Et puis, il y a, époustouflants, j'ose le dire, dans les deux rôles principaux, deux des recrues de L'Administratrice Générale, Muriel Mayette-Holz:
  -Danièle Lebrun, revenue au bercail en avril 2011, est formidable de drôlerie assassine, de truculence, de vitalité, d'intelligence des êtres et des situations dans le rôle de cette jeune femme aimante et délaissée, devenue putain avant d'épouser un homme richissime et de programmer alors un retour fracassant au village. A chaque instant, elle joue juste.
  - Samuel Labarthe, entré dans la Grande Maison en septembre 2012, est extraordinaire d'intensité, de maîtrise dans le rôle de cet épicier notable appelé à devenir maire du village et qui se voit tout à coup conduit à la mort, à travers une mécanique infernale dont il perçoit assez bien les rouages.

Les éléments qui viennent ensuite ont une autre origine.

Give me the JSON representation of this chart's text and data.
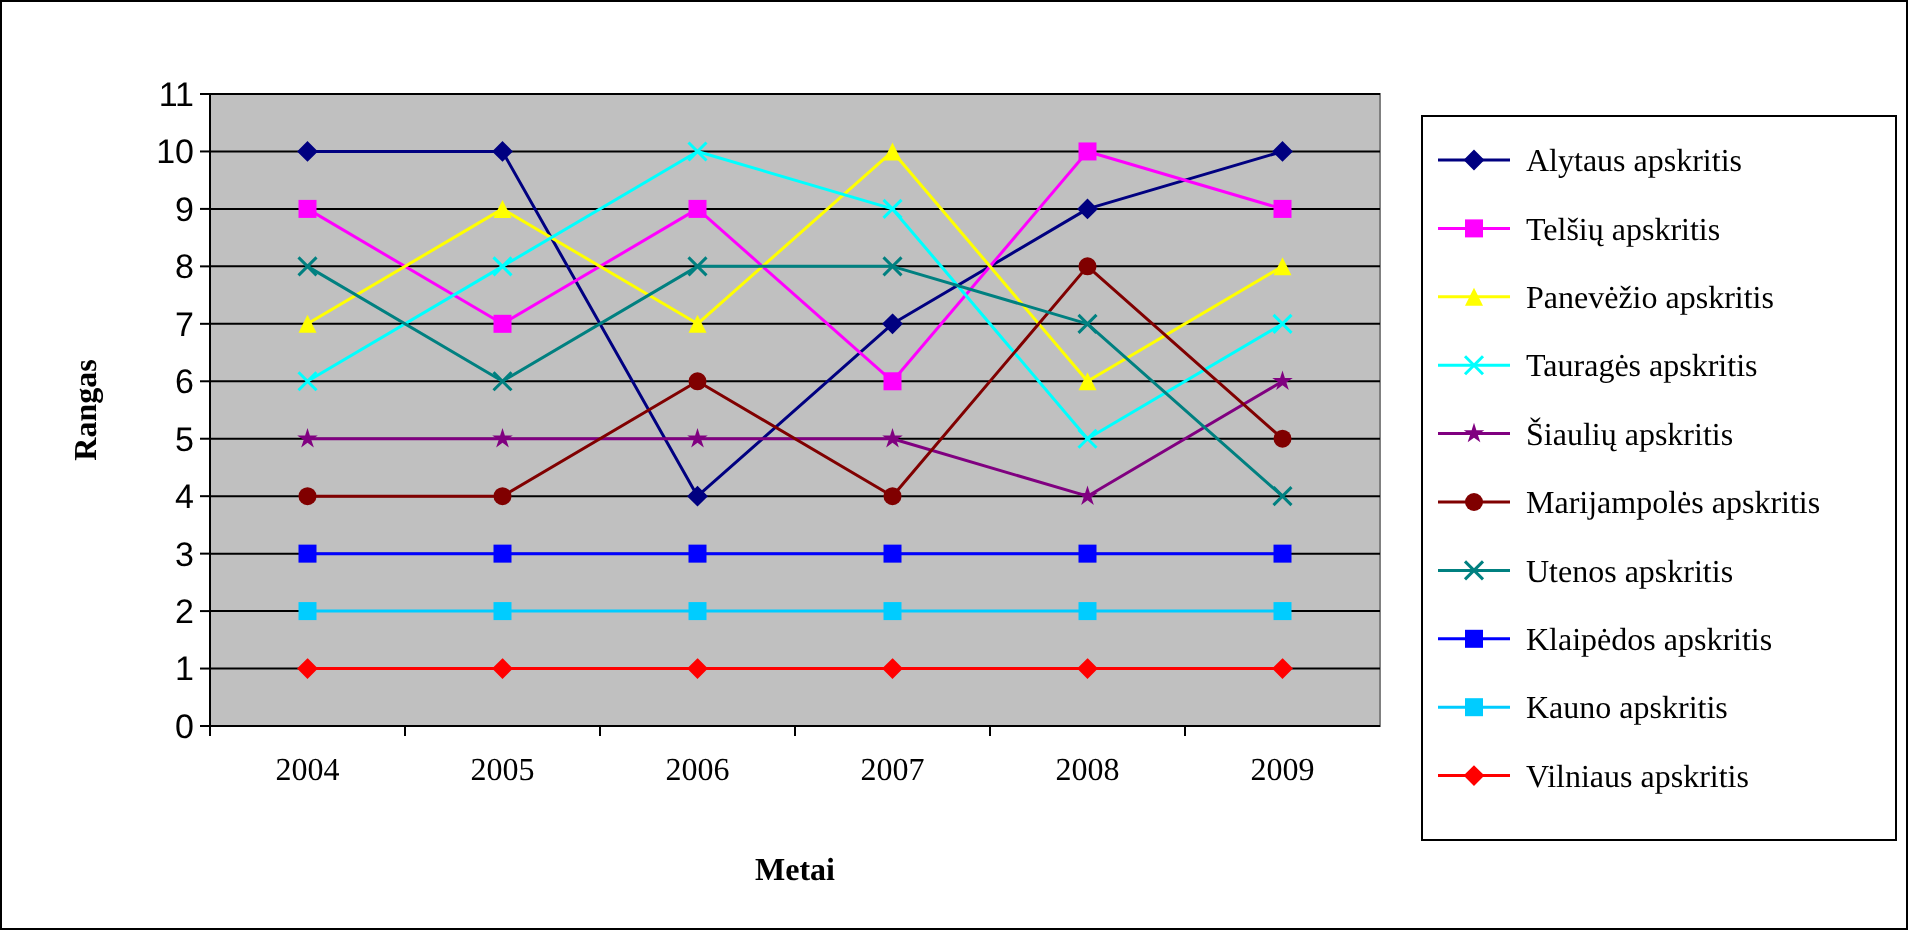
{
  "chart_data": {
    "type": "line",
    "xlabel": "Metai",
    "ylabel": "Rangas",
    "categories": [
      "2004",
      "2005",
      "2006",
      "2007",
      "2008",
      "2009"
    ],
    "ylim": [
      0,
      11
    ],
    "yticks": [
      0,
      1,
      2,
      3,
      4,
      5,
      6,
      7,
      8,
      9,
      10,
      11
    ],
    "grid": "y",
    "legend": "right",
    "line_style": "solid",
    "series": [
      {
        "name": "Alytaus apskritis",
        "color": "#000080",
        "marker": "diamond",
        "values": [
          10,
          10,
          4,
          7,
          9,
          10
        ]
      },
      {
        "name": "Telšių apskritis",
        "color": "#ff00ff",
        "marker": "square",
        "values": [
          9,
          7,
          9,
          6,
          10,
          9
        ]
      },
      {
        "name": "Panevėžio apskritis",
        "color": "#ffff00",
        "marker": "triangle",
        "values": [
          7,
          9,
          7,
          10,
          6,
          8
        ]
      },
      {
        "name": "Tauragės apskritis",
        "color": "#00ffff",
        "marker": "cross",
        "values": [
          6,
          8,
          10,
          9,
          5,
          7
        ]
      },
      {
        "name": "Šiaulių apskritis",
        "color": "#800080",
        "marker": "star",
        "values": [
          5,
          5,
          5,
          5,
          4,
          6
        ]
      },
      {
        "name": "Marijampolės apskritis",
        "color": "#800000",
        "marker": "circle",
        "values": [
          4,
          4,
          6,
          4,
          8,
          5
        ]
      },
      {
        "name": "Utenos apskritis",
        "color": "#008080",
        "marker": "cross",
        "values": [
          8,
          6,
          8,
          8,
          7,
          4
        ]
      },
      {
        "name": "Klaipėdos apskritis",
        "color": "#0000ff",
        "marker": "square",
        "values": [
          3,
          3,
          3,
          3,
          3,
          3
        ]
      },
      {
        "name": "Kauno apskritis",
        "color": "#00ccff",
        "marker": "square",
        "values": [
          2,
          2,
          2,
          2,
          2,
          2
        ]
      },
      {
        "name": "Vilniaus apskritis",
        "color": "#ff0000",
        "marker": "diamond",
        "values": [
          1,
          1,
          1,
          1,
          1,
          1
        ]
      }
    ]
  }
}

Il faut l'entendre dire: "J'ai peur!".
  - Et les deux tête-à-tête entre ces deux personnages qui se sont profondément aimés sont animés par une émotion aussi intense que digne. Bravo les artistes! On se prend à rêver à ce qu'aurait pu être leur vie...

Quelques réserves

1 C'est à de rares moments, un peu long. Ou un peu lent?
2 Si vous êtes allergique à un côté démesure délibérée, proche du conte, ce n'est pas une pièce pour vous. Ceci étant, vous pouvez être embarqué... 

Encore un mot...

1 Hasard de la programmation théâtrale: à très peu de distance se seront donc trouvés à l'affiche cette "Vieille Dame..." et, présenté au Théâtre de la Colline, "Le Canard Sauvage", d'Ibsen. Deux grands textes sur les aléas et les  hypocrisies, éventuelles et destructrices, de la bonne conscience.

2 La pièce de Dürrenmatt se termine par un message terrible, celui de la femme de l'épicier, qui a voté sa mort: pour échapper à la misère, tout est bon. Autrement dit, du moins c'est ainsi que je l'ai perçu, aucun principe ne peut prévaloir par rapport à cet objectif vital. A partir de là, homo homini lupus...
 

L'auteur

Créée en 1956, "La Visite de la Vieille dame" est la pièce la plus célèbre de Friedrich Dürrenmatt. A la fois peintre, romancier, essayiste, auteur dramatique suisse d'expression allemande, Dürrenmatt  porte un regard très sombre sur la société des lendemains de la seconde guerre mondiale et, plus généralement, sur la nature humaine.
Illustration de ce regard, ce mot de "l'héroïne" de la pièce: "Le monde a fait de moi une putain, et maintenant j'en fais un bordel".
Le théâtre de Dürrenmatt est un théâtre très créatif qui mêle les genres de façon délibérée. Avec lui, on rit beaucoup des choses les plus graves.